10 火掴みの試練に疑問を抱く者の話
多くの村人が火掴みの試練を神聖視し、その結果に異論を挟む者は少なかったが、わずかに疑問を抱く者たちもいた。
パン屋のアルフォンス、仕立て屋のレオンなど、冷静に物事を見ている者たちから得た証言は、私の推理をさらに進める重要な手がかりとなった。
「確かにあの場で見た光景は、神の奇跡のようにも思えました。でも、どうも腑に落ちないところがあるんです。」
パン屋のアルフォンスは、こう前置きしながら試練の様子を語り始めた。
「エミールは目隠しをされていました。祭壇の中央に置かれた鉄の棒は、すでに赤く熱せられていて、火傷しないほうが不思議なくらいでした。司祭アントンが近づいてエミールに指示を出しました。『これを持ち上げ、神に捧げよ』と。エミールは恐れることなく棒をつかみ、高く持ち上げたのです。」
アルフォンスの話では、エミールは鉄の棒を持ち上げてから十数秒ほど、腕を伸ばして祭壇の上に掲げていたという。
「彼は何のためらいもなく、その棒を元の場所に戻しました。村人たちは息を呑み、誰もが見ていましたが、その手には火傷一つありませんでした。」
アルフォンス自身はその結果に驚きつつも、試練の進行にいくつか疑問を抱いたという。
「目隠しをしていたことや、司祭が指示を出していたこと。あれが本当に神の裁きだったのか、それとも巧妙な仕掛けがあったのか……疑う気持ちも捨てきれません。」
次は仕立て屋のレオンだ。彼はエミールの無実にも懐疑的な態度を持つ人物であり、試練の結果について納得していないようだった。

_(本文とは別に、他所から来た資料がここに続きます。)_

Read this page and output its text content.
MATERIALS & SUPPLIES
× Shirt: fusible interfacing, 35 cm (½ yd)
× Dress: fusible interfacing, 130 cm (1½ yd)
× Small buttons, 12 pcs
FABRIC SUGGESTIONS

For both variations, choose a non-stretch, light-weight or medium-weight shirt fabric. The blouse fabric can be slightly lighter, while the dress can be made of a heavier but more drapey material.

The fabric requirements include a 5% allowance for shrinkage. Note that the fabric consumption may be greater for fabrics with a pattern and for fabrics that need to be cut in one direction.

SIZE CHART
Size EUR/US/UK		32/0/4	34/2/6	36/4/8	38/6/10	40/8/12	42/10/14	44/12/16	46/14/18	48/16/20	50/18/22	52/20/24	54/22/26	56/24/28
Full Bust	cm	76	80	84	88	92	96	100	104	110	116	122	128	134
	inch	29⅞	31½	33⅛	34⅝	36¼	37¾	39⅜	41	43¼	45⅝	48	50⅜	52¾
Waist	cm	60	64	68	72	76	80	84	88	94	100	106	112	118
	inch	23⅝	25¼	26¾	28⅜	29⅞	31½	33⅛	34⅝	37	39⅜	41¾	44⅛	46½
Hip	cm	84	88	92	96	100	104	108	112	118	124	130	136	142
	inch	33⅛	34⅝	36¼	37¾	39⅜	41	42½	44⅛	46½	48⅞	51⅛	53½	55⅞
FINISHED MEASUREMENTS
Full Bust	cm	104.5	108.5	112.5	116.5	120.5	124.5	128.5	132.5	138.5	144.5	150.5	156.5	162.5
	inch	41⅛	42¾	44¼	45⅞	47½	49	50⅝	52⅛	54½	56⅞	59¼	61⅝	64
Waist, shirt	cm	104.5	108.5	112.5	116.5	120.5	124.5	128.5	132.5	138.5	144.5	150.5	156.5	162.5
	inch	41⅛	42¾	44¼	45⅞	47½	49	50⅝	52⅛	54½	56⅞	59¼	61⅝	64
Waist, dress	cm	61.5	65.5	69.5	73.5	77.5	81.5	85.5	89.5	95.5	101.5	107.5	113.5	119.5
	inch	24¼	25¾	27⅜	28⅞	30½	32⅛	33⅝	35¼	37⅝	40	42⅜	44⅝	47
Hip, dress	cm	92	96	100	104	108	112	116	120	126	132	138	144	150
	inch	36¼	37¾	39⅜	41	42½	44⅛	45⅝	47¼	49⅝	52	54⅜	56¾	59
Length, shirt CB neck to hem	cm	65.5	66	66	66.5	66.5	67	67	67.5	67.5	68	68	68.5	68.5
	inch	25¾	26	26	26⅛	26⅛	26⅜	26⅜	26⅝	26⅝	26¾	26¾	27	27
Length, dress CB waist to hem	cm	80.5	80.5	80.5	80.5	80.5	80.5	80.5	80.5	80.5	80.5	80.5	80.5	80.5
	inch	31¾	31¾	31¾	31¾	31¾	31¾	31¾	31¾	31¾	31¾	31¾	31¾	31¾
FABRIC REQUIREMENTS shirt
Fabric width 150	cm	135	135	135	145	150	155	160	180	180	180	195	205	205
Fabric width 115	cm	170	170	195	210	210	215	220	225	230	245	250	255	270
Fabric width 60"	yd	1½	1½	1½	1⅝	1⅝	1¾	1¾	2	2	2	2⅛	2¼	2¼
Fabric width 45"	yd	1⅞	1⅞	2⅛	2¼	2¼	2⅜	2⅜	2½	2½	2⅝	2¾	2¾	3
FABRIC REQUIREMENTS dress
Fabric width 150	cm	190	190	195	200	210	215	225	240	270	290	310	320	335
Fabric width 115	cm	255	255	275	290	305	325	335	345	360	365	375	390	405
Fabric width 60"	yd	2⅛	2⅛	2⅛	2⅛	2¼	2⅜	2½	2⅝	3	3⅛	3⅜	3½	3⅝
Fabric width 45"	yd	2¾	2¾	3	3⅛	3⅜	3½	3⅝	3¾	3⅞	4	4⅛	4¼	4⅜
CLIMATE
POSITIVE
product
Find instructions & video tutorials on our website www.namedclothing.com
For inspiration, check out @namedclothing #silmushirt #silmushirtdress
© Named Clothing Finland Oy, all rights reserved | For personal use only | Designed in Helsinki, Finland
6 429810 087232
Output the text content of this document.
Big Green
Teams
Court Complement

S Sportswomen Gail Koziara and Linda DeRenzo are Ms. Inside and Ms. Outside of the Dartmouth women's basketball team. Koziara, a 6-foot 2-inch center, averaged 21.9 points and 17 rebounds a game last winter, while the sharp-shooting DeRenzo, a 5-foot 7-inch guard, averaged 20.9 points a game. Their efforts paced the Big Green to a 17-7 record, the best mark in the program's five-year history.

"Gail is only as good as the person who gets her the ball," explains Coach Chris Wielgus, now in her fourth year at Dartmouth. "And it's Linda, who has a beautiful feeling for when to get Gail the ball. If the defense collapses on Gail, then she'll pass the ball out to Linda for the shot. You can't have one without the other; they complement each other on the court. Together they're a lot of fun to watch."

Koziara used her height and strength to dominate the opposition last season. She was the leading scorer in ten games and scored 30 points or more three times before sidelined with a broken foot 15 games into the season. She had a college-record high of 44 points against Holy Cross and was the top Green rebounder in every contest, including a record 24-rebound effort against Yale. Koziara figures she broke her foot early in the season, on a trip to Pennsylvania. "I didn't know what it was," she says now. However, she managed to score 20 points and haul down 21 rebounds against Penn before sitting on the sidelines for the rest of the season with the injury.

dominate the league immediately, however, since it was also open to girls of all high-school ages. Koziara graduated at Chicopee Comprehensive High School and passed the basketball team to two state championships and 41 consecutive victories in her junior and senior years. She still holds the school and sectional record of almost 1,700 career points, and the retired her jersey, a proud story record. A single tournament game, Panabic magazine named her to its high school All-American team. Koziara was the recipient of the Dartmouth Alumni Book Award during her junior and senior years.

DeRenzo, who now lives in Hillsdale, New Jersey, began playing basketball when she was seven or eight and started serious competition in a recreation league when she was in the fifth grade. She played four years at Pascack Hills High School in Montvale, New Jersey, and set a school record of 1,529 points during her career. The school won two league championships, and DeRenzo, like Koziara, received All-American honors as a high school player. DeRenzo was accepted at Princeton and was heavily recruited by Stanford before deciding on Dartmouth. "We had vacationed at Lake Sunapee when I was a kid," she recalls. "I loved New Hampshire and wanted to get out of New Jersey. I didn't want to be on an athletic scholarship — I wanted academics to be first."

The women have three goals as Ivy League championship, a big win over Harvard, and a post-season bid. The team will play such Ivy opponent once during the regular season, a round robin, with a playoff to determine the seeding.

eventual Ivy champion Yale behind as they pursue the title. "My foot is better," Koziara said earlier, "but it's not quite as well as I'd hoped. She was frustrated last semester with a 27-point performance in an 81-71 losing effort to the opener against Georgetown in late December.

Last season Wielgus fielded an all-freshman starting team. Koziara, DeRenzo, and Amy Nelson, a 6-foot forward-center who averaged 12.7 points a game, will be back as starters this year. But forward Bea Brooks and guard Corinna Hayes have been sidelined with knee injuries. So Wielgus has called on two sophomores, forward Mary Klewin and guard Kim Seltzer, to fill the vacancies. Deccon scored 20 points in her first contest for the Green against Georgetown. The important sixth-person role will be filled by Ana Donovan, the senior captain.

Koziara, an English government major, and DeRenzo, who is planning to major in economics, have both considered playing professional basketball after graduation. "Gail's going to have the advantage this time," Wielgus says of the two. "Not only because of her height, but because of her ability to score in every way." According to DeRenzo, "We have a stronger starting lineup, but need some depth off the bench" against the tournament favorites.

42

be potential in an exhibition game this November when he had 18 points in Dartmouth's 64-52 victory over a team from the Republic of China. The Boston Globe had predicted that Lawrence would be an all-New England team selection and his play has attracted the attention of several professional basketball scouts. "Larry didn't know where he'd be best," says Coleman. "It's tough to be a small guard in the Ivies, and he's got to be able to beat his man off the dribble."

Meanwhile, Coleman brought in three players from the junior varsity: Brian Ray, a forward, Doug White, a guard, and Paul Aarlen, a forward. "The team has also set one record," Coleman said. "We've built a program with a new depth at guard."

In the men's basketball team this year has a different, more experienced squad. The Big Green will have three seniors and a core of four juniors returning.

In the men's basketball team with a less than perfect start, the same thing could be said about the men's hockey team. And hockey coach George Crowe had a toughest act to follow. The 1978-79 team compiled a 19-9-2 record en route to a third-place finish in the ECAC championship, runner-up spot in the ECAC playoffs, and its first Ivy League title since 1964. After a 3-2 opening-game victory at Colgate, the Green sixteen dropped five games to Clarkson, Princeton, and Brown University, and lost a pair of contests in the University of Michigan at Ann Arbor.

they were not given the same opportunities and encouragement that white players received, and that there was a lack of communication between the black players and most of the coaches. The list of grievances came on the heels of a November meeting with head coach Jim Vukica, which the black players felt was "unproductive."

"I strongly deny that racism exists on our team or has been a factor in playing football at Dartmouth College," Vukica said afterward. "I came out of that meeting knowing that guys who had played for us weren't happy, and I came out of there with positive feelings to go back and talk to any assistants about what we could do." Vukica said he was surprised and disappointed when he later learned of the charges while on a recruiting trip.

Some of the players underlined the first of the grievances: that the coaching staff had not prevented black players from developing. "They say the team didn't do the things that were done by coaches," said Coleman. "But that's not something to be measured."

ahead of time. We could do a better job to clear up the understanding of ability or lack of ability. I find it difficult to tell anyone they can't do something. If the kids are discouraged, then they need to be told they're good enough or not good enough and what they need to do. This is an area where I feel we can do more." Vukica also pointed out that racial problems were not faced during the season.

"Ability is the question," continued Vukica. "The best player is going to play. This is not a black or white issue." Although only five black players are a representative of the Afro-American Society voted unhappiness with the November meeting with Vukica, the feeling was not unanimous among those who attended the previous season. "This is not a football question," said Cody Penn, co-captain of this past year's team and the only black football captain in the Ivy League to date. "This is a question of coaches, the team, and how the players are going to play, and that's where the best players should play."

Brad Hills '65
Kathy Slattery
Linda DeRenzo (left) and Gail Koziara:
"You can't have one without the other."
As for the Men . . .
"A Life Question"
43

「火掴みの試練なんてものは、結局、村の伝統や信仰に依存しているだけです。科学的な根拠があるわけでもないでしょう?」
レオンは試練の細部を詳しく覚えていた。
「司祭アントンが試練を主導していました。熱せられた鉄の棒が祭壇の上に置かれ、その熱さを感じ取れる距離に私たちも立っていました。エミールは目隠しをされ、司祭が彼の手を鉄の棒へ導きました。『恐れるな。神が真実を示してくださる』と、アントンは落ち着いた声で言っていましたね。」
彼の証言によると、エミールは棒を持ち上げる際、一切の躊躇を見せなかったという。
「それがかえって不自然にも見えました。普通なら、熱いものに触れる前に少しはためらうはずでしょう? でも、彼はまるで炎に怯えていないかのようでした。」
レオンは試練が終わった後のエミールの手を見たが、火傷の痕跡はなかったと言う。
「本当に神の力なのか、何か見えない仕掛けがあったのか。正直、今でも分かりません。」
村人たちの証言を集めるうちに、いくつかの共通点が浮かび上がった。
エミールは試練の間、目隠しをされており、司祭アントンが彼の行動を逐一指示していた。これは試練が進行する中で重要な要素の一つだったようだ。
鉄の棒は祭壇の中央に置かれ、事前に充分に熱せられていた。村人たちは棒が赤熱しているのを目撃しており、その熱さが実際のものだと考えられている。
エミールは全くためらうことなく鉄の棒をつかみ、高く掲げていた。その行動が神の奇跡とみなされ、村人たちの感動を呼んだ。
アルフォンスとレオンの証言から、司祭アントンの役割に関する疑念が浮かび上がった。彼が試練の全工程を管理しており、特にエミールの目隠し後の動作を誘導していたことは、試練そのものの信憑性に疑問を投げかける。
「司祭が手を取って導いていたように見えたのは確かです」とレオンは言った。「それが試練の一部なのか、それともエミールに都合のいい結果を引き出すためのものだったのか、誰にも分かりません。」
一方で、村のほとんどの人々はアントンの行動を信じ、疑うことなく受け入れている。彼の信仰心と権威が、村人たちの心を捉えているのだろう。
村人たちの証言を聞き終えた私は、火掴みの試練が村全体の信仰を揺るがさないよう巧妙に設計された可能性を考え始めた。試練の結果を目撃した村人たちは一様にエミールの無実を信じ、神の奇跡を信じているが、その裏に隠された意図があるとすれば、それを暴く必要がある。
目隠し、司祭の指示、鉄の棒の温度設定。これらの要素がどう絡み合い、村人たちの「奇跡」として映ったのか。
司祭アントンが火掴みの試練を主導したとして、どうして彼は、神の奇跡でエミールの無実を演出したのだろうか?